Article

Operational Landscapes: Hinterlands of the Capitalocene

Katsikis, N. and Brenner, N. (2020). Operational Landscapes: Hinterlands of the Capitalocene. In Ed Wall (ed.) AD, The Landscapists: Redefining Landscape Relations (Wiley: January 2020)

Under contemporary conditions, there is no singular hinterland of “the” city.  How, and by whom, has the planetary hinterland been forged, and how can it be conceptualized?

City-building is a process of sociospatial concentration, but its preconditions and consequences stretch far beyond the city’s immediate environs.  The term “hinterland” is used here to demarcate the variegated non-city spaces that are swept into the maelstrom of urbanization, whether as supply zones or impact zones.  Such spaces include settlements (cities, towns, villages), land-use configurations (industrial, agrarian, extractive) and ecologies (terrestrial, oceanic, subterranean, atmospheric).  We refer to explorations of such spaces, and their role in urbanization processes, as engagements with “the hinterland question.”  In the age of planetary urbanization, this position is untenable:  city/hinterland relations lie at the heart of the contemporary urban problematique.  And yet, these relations are today undergoing mutations that necessitate not only a repositioning of the hinterland question into the core of urban research and practice. but its radical reconceptualization.
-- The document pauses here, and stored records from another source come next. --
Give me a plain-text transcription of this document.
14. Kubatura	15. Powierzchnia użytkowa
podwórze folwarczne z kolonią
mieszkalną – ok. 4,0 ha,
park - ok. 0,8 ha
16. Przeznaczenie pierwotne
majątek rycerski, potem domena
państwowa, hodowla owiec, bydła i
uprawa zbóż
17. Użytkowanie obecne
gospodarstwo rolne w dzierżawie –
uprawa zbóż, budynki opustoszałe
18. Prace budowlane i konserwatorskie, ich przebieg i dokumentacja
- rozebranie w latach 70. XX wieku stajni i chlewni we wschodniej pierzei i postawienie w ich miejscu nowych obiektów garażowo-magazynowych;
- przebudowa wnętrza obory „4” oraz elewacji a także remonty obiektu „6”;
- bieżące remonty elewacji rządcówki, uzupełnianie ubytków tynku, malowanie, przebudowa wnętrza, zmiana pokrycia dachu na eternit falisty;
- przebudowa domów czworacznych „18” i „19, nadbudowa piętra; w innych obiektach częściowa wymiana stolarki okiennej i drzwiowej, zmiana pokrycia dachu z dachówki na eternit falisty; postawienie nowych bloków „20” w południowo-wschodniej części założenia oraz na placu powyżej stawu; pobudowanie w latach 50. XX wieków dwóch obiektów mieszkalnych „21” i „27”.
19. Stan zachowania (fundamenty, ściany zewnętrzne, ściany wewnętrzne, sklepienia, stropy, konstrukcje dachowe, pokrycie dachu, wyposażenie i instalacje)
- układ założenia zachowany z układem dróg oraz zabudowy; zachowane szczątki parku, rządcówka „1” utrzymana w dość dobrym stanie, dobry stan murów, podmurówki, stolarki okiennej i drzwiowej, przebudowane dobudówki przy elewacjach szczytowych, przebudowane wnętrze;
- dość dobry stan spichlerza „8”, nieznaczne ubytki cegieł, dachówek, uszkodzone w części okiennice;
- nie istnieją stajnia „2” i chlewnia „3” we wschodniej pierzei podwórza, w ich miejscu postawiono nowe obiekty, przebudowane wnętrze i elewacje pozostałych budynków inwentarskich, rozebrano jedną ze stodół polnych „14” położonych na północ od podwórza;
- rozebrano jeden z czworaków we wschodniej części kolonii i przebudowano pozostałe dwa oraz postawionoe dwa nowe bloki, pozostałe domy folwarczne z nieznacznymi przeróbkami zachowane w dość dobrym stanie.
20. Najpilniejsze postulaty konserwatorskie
How, and by whom, has this planetary hinterland been forged?  What are its social, political, institutional, regulatory and ecological preconditions?  What are its major contradictions, crisis-tendencies and vulnerabilities?  Can the massive sociotechnical capacities it has unleashed somehow be harnessed to support more just, democratic, nonviolent, culturally vibrant and ecologically sane forms of collective existence?  Are there alternative forms of urbanization, planetary or otherwise, and can their sociometabolic dynamics be reflexively designed, negotiated and institutionalized through political agency?  Or, will the violent, profit-driven illogics of planetary urbanization continue to degrade, erode and destroy the fabric of social, political and ecological existence?  These are among the most urgent dimensions of the hinterland question in the capitalocene.